Aruna, lelaki di pertengahan dua puluhan ini adalah seorang seniman multi talenta. Bening matanya menggambarkan dalamnya sumber imajinasi yang tak pernah habis digali. Pemuda berambut sebahu yang entah kapan terakhir kali disentuh sisir itu sehari-hari berkutat di sanggar lukis sekaligus bengkel teater yang didirikannya di tengah kampung, dekat dengan sungai yang penuh dengan aliran limbah pabrik.

***

Aruna dan Barsha dipertemukan di sebuah grup facebook pecinta budaya asli nusantara. Keakraban keduanya diawali dari sekedar berbalas komentar, bahkan sesekali berdebat di status yang diunggah di grup tersebut. Dilanjutkan saling inbox bertukar informasi dan berdiskusi  tentang sejarah yang mulai dihilangkan dari bumi nusantara. Tidak pernah ada kata saling merayu atau menyinggung soal asmara. Kedekatan keduanya murni sebagai sahabat, bahkan ketika mereka berdua bergabung di chat room WA group, tidak ada yang berubah.

***

Seperti kebiasaan Barsha, jika dia berkunjung di satu kota untuk mengisi seminar atau sekedar liburan, dia mengabarkan dan mengundang kawan maya di kota tersebut untuk kopi darat. Aruna beberapa kali menanggapi dan berjanji akan datang, tapi urung menemuinya dengan alasan job mendadak.

Malam sudah mulai larut saat bunyi messenger terdengar ponselnya.

Kamu jadi menginap di hotel Azailka? begitu bunyi pesan yang masuk.

Jadi, jawabnya singkat

Kamar berapa?

Dua satu kosong empat

Aku samperin ya!?

Barsha terkejut, spontan dia melompat dari duduknya. Tiba-tiba dia teringat kalau belum sempat mandi sekembali dari seminar tadi, dia menoleh ke arah cermin besar yang menempel.di tembok, wajahnya terlihat sangat kusut. 

"Sial! aku lebih menakutkan dari nenek lampir," keluhnya.

Ponsel berdering, panggilan messenger masuk dari Aruna 

" Hallo, aku sudah di depan kamarmu!" suara bariton memecah keheningan.

Jantung Barsha berdegup tak beraturan, tangannya merapikan dress pendek yang dia kenakan, tangannya menggapai tisu basah dan melap mukanya sekilas kemudian melangkah menuju pintu.

Sesosok tubuh kurus tinggi dengan rambut basah dan menyebarkan harum salah satu merk sampo, berdiri membelakanginya.

"Aruna?" 

"Ya!" jawab pemuda itu, senyum mengembang dari bibir yang menghitam.

"It's surpraise! ayo masuk!" Barsha menarik tangan Aruna.

"Aku bawakan ini untukmu!" kata Aruna seraya mengacungkan plastik yang sedikit berminyak.

"Martabak? kebetulan aku lapar, tapi aku belum sempat mandi nih! nggak papa kan kamu nunggu sebentar?"

"Sesukamu ...."

Barsha mengambil handuk bersih di lemari, tak lama kemudian dari dalam kamar mandi terdengar suara shower yang diputar kencang.
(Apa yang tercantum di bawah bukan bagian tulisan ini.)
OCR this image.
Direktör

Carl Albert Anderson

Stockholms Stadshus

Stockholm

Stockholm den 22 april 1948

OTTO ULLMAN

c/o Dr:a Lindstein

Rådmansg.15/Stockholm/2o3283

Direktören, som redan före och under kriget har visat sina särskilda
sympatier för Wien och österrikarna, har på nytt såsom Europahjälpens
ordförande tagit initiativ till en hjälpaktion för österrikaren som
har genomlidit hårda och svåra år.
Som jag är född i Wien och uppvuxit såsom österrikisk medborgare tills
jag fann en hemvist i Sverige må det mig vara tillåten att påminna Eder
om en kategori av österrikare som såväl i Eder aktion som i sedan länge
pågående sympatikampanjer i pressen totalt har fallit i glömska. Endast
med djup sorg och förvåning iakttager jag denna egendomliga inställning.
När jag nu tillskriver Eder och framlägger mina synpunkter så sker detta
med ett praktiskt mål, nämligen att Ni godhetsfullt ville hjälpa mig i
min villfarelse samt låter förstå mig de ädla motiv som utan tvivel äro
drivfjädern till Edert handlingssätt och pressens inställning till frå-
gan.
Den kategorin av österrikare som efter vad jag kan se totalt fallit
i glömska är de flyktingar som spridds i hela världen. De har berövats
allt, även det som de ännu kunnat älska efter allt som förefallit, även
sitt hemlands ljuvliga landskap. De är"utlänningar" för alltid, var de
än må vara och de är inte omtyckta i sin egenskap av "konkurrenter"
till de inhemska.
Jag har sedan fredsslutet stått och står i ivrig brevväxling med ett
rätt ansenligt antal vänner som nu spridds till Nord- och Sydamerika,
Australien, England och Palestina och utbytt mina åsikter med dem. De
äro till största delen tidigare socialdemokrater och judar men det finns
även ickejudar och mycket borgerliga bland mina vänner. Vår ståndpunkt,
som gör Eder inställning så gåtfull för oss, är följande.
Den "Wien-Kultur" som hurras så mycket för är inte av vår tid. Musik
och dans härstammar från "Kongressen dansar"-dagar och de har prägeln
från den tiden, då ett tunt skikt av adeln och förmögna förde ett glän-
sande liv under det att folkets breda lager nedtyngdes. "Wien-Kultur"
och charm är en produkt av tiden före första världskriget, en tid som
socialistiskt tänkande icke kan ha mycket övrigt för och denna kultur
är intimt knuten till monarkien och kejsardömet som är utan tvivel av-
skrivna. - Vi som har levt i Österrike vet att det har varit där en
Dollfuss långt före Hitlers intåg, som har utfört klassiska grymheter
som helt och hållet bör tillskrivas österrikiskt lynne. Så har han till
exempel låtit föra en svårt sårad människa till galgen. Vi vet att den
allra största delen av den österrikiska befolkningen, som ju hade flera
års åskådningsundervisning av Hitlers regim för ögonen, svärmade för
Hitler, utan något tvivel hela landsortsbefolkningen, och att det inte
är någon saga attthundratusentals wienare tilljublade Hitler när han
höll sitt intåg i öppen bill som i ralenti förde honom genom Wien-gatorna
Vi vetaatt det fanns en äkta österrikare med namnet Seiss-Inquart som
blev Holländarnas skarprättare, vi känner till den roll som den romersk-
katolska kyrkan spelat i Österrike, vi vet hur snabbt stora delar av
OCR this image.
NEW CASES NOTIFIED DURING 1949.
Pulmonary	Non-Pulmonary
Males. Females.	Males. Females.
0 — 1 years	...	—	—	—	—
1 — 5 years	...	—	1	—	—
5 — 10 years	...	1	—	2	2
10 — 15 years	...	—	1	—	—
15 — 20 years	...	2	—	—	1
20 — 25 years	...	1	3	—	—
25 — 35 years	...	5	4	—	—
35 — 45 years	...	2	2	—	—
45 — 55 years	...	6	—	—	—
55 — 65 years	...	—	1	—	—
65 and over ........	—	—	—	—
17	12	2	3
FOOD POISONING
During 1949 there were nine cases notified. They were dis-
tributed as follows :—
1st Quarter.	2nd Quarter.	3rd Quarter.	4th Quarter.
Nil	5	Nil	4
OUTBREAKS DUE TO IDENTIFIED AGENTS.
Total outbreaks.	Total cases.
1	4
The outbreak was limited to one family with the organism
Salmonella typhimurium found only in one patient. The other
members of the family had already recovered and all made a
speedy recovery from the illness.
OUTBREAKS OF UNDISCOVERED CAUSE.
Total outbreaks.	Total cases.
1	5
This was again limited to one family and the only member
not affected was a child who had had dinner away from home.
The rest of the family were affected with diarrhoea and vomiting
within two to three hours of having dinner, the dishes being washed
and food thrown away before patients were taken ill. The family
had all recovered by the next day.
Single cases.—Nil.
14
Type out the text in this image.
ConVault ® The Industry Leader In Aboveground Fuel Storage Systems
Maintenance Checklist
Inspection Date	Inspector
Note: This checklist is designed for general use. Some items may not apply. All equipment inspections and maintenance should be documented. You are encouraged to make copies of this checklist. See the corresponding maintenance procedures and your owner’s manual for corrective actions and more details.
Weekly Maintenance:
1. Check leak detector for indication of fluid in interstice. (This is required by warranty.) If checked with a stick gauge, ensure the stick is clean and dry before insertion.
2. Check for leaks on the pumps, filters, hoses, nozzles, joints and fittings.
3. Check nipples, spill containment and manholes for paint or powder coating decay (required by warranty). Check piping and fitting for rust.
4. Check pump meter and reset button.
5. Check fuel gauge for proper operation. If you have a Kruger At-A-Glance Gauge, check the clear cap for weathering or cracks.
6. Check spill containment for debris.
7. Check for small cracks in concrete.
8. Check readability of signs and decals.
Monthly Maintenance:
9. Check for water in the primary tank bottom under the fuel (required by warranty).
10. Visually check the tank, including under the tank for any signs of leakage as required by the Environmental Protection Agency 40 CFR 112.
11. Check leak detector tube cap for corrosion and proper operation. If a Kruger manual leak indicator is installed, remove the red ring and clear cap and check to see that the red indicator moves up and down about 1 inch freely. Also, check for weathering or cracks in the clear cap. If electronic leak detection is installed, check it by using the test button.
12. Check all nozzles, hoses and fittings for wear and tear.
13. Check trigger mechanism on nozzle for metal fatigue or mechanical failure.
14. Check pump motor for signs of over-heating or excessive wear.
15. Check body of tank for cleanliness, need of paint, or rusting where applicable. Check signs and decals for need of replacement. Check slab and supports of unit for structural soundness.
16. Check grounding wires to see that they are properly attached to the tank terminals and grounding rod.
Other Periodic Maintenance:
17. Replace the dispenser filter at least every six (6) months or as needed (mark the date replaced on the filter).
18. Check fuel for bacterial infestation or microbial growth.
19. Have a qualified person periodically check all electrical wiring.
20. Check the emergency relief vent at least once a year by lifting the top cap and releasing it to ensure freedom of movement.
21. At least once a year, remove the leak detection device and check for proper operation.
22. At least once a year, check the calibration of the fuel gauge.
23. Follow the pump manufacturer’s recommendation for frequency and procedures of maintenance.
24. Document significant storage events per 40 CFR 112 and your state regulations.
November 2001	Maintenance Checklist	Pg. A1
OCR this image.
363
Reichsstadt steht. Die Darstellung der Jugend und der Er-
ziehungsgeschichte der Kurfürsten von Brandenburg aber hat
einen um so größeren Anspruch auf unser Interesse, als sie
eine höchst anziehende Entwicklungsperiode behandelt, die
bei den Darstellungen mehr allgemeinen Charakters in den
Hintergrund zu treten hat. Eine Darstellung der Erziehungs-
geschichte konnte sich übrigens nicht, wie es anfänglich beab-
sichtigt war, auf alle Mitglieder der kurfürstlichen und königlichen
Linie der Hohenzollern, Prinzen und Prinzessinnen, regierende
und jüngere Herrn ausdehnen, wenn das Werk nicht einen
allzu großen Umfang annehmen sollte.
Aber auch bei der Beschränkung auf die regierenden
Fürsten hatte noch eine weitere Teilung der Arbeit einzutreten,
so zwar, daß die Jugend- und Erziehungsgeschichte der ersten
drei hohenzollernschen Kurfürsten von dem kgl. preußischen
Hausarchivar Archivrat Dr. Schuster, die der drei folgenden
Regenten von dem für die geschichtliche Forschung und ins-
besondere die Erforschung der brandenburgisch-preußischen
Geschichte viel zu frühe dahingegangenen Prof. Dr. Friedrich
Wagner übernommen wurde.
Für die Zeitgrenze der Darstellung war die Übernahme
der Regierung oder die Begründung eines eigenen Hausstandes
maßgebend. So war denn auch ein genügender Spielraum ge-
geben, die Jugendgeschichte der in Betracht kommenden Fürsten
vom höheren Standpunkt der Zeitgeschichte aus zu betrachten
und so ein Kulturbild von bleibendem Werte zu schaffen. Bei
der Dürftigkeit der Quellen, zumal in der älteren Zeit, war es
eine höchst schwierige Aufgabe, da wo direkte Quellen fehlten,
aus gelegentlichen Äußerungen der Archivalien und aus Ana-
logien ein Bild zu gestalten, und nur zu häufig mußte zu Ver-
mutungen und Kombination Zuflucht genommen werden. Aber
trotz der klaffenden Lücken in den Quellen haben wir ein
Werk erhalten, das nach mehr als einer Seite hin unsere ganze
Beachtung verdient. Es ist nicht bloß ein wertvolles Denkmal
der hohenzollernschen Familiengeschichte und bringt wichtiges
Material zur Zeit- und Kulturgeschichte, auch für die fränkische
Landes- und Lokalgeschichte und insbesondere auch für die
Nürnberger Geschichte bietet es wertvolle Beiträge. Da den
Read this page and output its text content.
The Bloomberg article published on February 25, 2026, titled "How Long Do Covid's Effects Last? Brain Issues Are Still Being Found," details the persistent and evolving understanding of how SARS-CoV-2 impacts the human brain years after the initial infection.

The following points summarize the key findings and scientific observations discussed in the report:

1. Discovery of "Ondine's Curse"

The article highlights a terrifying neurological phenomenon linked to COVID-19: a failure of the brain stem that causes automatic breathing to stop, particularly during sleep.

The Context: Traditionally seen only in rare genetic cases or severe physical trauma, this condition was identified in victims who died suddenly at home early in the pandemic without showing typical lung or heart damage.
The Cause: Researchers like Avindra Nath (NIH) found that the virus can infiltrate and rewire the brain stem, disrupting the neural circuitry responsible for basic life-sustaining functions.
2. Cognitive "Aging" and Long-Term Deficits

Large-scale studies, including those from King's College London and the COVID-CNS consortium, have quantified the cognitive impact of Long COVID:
Aruna mengedarkan pandangan ke sekeliling ruangan, tak ada tempat duduk selain ranjang. Pemuda itu melangkah menuju jendela, memandang kota dari ketinggian lebih dari seratus meter, lampu-lampu yang menyala membuat suasana malam begitu mempesona.

"Hai, lihat apa?"

Harum sabun mandi berpadu deodorant tercium di hidung Aruna. Ada rasa yang berbeda timbul dalam dada Aruna, entah apa? yang jelas rasa hangat menjalari tubuhnya.

" Heh!! melamun lho ..." sergah Barsha.

Dan keheningan menyelimuti mereka, hanya nafas yang terdengar, tanpa ada kata-kata. Keduanya saling bertatapan, siapa yang memulai, sejak kapan, mereka bersatu dalam rengkuhan hangat.  Bibir mereka saling mencari, saling mengunci. Tubuh keduanya berpaut seperti tak mau dipisahkan.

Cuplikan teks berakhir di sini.